Facebook will no longer take down posts claiming that Covid-19 was man-made or manufactured, a company spokesperson told on Wednesday. This move marked the renewed debate about the virus’ origins. This debate were initiated after Washington called to a fuller investigation into the origins of Covid-19.

The list of misleading health claims to be removed from Facebook platforms was expanded in February to include those asserting that “COVID-19 is man-made or manufactured.” In consultation with global health officials, the tech giant has updated its policies against false and misleading coronavirus information, including its running list of debunked claims, over the course of the pandemic.

Three scientists at the Wuhan Institute of Virology were hospitalized in late 2019 with symptoms consistent with the virus, as the Wall Street Journal reported. These newly discovered facts gave rise to the debate about the so-called Wuhan lab-leak theory, once dismissed as obvious conspiracy theory.

President Joe Biden said on May, 26 that he had instructed the intelligence agencies to “redouble” their efforts to reveal the virus’ origin and report their findings in 90 days. Biden also found out that two theories about Covid-19’s origin are accepted by the intelligence community. The investigation will examine “whether it emerged from human contact with an infected animal or from a laboratory accident.”

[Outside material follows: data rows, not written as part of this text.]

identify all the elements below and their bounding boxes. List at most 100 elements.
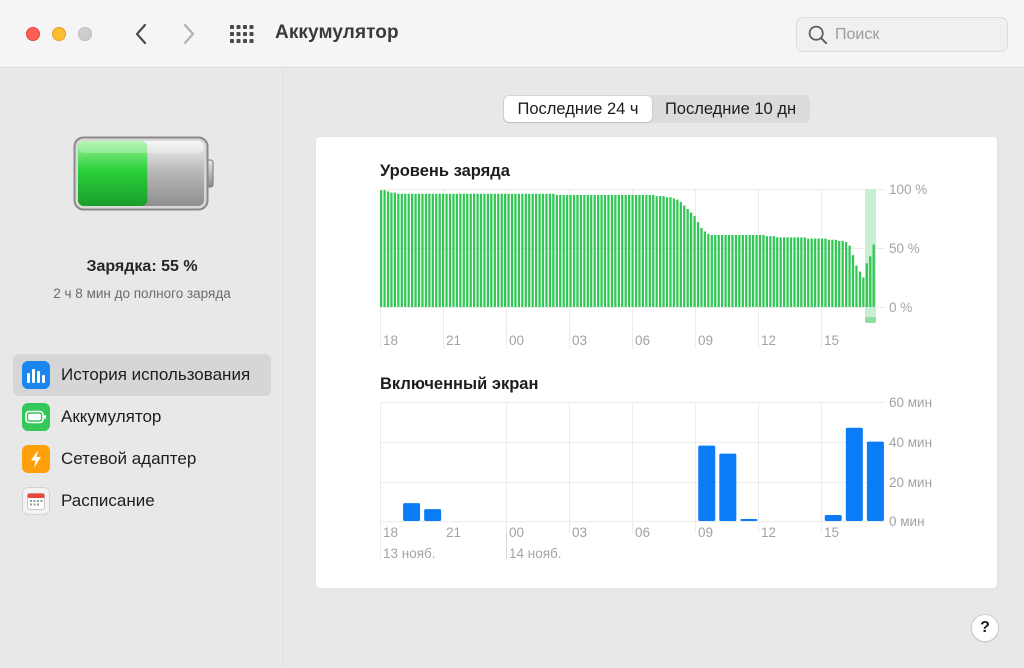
battery-level-bar	[524, 193, 527, 307]
battery-level-bar	[872, 244, 875, 307]
battery-level-bar	[473, 193, 476, 307]
minimize-window-button[interactable]	[52, 27, 66, 41]
show-all-button[interactable]	[229, 22, 255, 46]
battery-x-tick-label: 09	[698, 333, 713, 348]
battery-level-bar	[686, 209, 689, 307]
battery-level-bar	[621, 194, 624, 307]
battery-level-bar	[659, 196, 662, 307]
battery-level-bar	[535, 193, 538, 307]
battery-level-bar	[669, 197, 672, 307]
screen-on-bar	[403, 503, 421, 521]
battery-level-bar	[493, 193, 496, 307]
screen-y-tick-label: 20 мин	[889, 475, 932, 490]
tab-last-10-days[interactable]: Последние 10 дн	[652, 96, 809, 122]
battery-level-bar	[690, 212, 693, 307]
battery-level-bar	[576, 194, 579, 307]
battery-level-bar	[762, 235, 765, 307]
battery-level-bar	[431, 193, 434, 307]
battery-icon	[22, 403, 50, 431]
screen-x-tick-label: 09	[698, 525, 713, 540]
close-window-button[interactable]	[26, 27, 40, 41]
battery-level-bar	[455, 193, 459, 307]
forward-button[interactable]	[175, 20, 203, 48]
battery-level-bar	[517, 193, 521, 307]
battery-level-bar	[748, 235, 751, 307]
battery-level-bar	[400, 193, 403, 307]
search-field[interactable]	[796, 17, 1008, 52]
battery-level-bar	[545, 193, 548, 307]
battery-level-bar	[851, 255, 855, 307]
battery-level-bar	[710, 235, 713, 307]
battery-level-bar	[679, 201, 682, 307]
battery-x-tick-label: 15	[824, 333, 839, 348]
battery-level-bar	[717, 235, 720, 307]
battery-level-bar	[641, 194, 645, 307]
battery-level-bar	[445, 193, 448, 307]
screen-y-tick-label: 0 мин	[889, 514, 925, 529]
battery-level-bar	[845, 242, 848, 307]
battery-level-bar	[438, 193, 441, 307]
battery-level-bar	[586, 194, 589, 307]
battery-level-bar	[386, 191, 390, 307]
battery-level-bar	[459, 193, 462, 307]
battery-level-bar	[786, 237, 789, 307]
sidebar-item-label: История использования	[61, 365, 251, 384]
screen-on-title: Включенный экран	[380, 375, 538, 393]
battery-level-bar	[541, 193, 545, 307]
battery-level-bar	[676, 199, 679, 307]
battery-level-bar	[500, 193, 503, 307]
sidebar-item-label: Аккумулятор	[61, 407, 162, 426]
power-adapter-icon	[22, 445, 50, 473]
battery-level-bar	[607, 194, 610, 307]
battery-level-bar	[555, 194, 558, 307]
battery-level-bar	[814, 238, 817, 307]
back-button[interactable]	[127, 20, 155, 48]
battery-level-bar	[579, 194, 583, 307]
battery-level-bar	[734, 235, 738, 307]
screen-on-bar	[719, 453, 737, 521]
search-input[interactable]	[835, 25, 995, 45]
battery-level-bar	[566, 194, 569, 307]
battery-level-bar	[693, 216, 696, 307]
battery-level-bar	[476, 193, 479, 307]
battery-level-bar	[779, 237, 782, 307]
battery-level-bar	[796, 237, 800, 307]
chevron-left-icon	[135, 23, 147, 45]
help-button[interactable]: ?	[971, 614, 999, 642]
window-title: Аккумулятор	[275, 22, 399, 43]
battery-level-bar	[741, 235, 744, 307]
zoom-window-button[interactable]	[78, 27, 92, 41]
battery-level-bar	[834, 239, 837, 307]
battery-level-bar	[803, 237, 806, 307]
battery-level-bar	[721, 235, 724, 307]
battery-level-bar	[696, 222, 700, 307]
screen-y-tick-label: 60 мин	[889, 395, 932, 410]
screen-date-label: 14 нояб.	[509, 546, 562, 561]
screen-x-tick-label: 18	[383, 525, 398, 540]
screen-on-bar	[824, 515, 842, 521]
battery-level-bar	[731, 235, 734, 307]
battery-level-bar	[521, 193, 524, 307]
battery-level-bar	[765, 236, 769, 307]
battery-level-bar	[758, 235, 762, 307]
sidebar-item-schedule[interactable]: Расписание	[13, 480, 271, 522]
battery-level-bar	[772, 236, 775, 307]
battery-level-bar	[665, 197, 669, 307]
battery-level-bar	[631, 194, 634, 307]
battery-level-bar	[624, 194, 627, 307]
battery-level-bar	[869, 256, 872, 307]
tab-last-24-hours[interactable]: Последние 24 ч	[504, 96, 652, 122]
sidebar-item-battery[interactable]: Аккумулятор	[13, 396, 271, 438]
battery-level-bar	[703, 231, 707, 307]
sidebar-item-usage-history[interactable]: История использования	[13, 354, 271, 396]
battery-level-bar	[390, 192, 393, 307]
sidebar-item-power-adapter[interactable]: Сетевой адаптер	[13, 438, 271, 480]
battery-level-bar	[404, 193, 407, 307]
time-to-full-label: 2 ч 8 мин до полного заряда	[53, 286, 231, 301]
battery-level-bar	[824, 238, 827, 307]
battery-level-bar	[593, 194, 596, 307]
battery-level-bar	[738, 235, 741, 307]
battery-level-bar	[572, 194, 576, 307]
battery-level-bar	[428, 193, 431, 307]
battery-level-title: Уровень заряда	[380, 162, 511, 180]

But the focus of it would be primarily to answer the question whether the virus may have accidentally escaped from the lab, not that it was man-made or purposely released. Still, both theories may now propagate on Facebook. Genetic studies of the virus have found flaws in the protein it uses to bind to human cells. When trying to engineer a bioweapon, these features likely would be avoided.

According to a Facebook spokesperson, as the debate about the virus renewed, the origin language has been stricken from that list.

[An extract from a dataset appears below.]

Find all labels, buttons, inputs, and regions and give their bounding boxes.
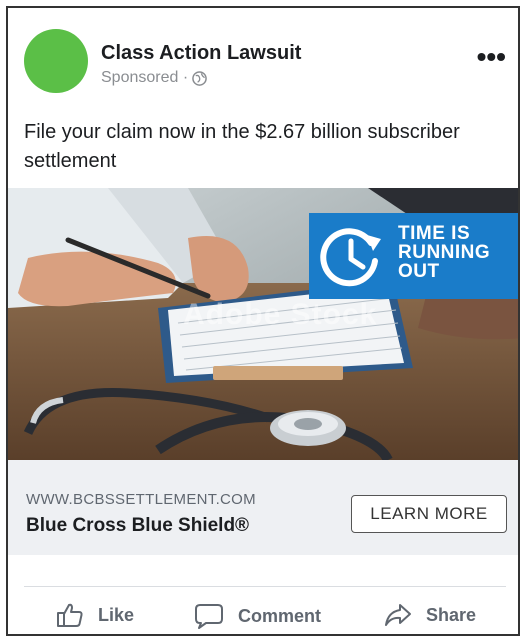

“In light of ongoing investigations into the origin of COVID-19 and in consultation with public health experts, we will no longer remove the claim that COVID-19 is man-made from our apps,” the spokesperson said in an emailed statement. “We’re continuing to work with health experts to keep pace with the evolving nature of the pandemic and regularly update our policies as new facts and trends emerge.”

Social media companies have faced intense pressure from congressional Democrats to get tough on misinformation about the virus throughout the pandemic, with House lawmakers hauling in the CEOs of Facebook, Twitter and Google for a hearing on the matter in March.

Twitter together with other social media platforms has said that misleading statement about the virus’ roots may also violate its policies. But Facebook’s intention marks the first major sign prominent social media companies are revisiting those rules as the very existence of the Wuhan lab-leak theory still may not be rejected.

At the same time currently Twitter has no plan to revisit its own rules on Covid-19 origin claims. According to their spokesperson, it continues to “work in close consultation with global public health authorities” on coronavirus misinformation issues.

Spokespeople for Google-owned YouTube did not return requests for comment on whether the company is revisiting its policies relating to claims about the virus’ origins.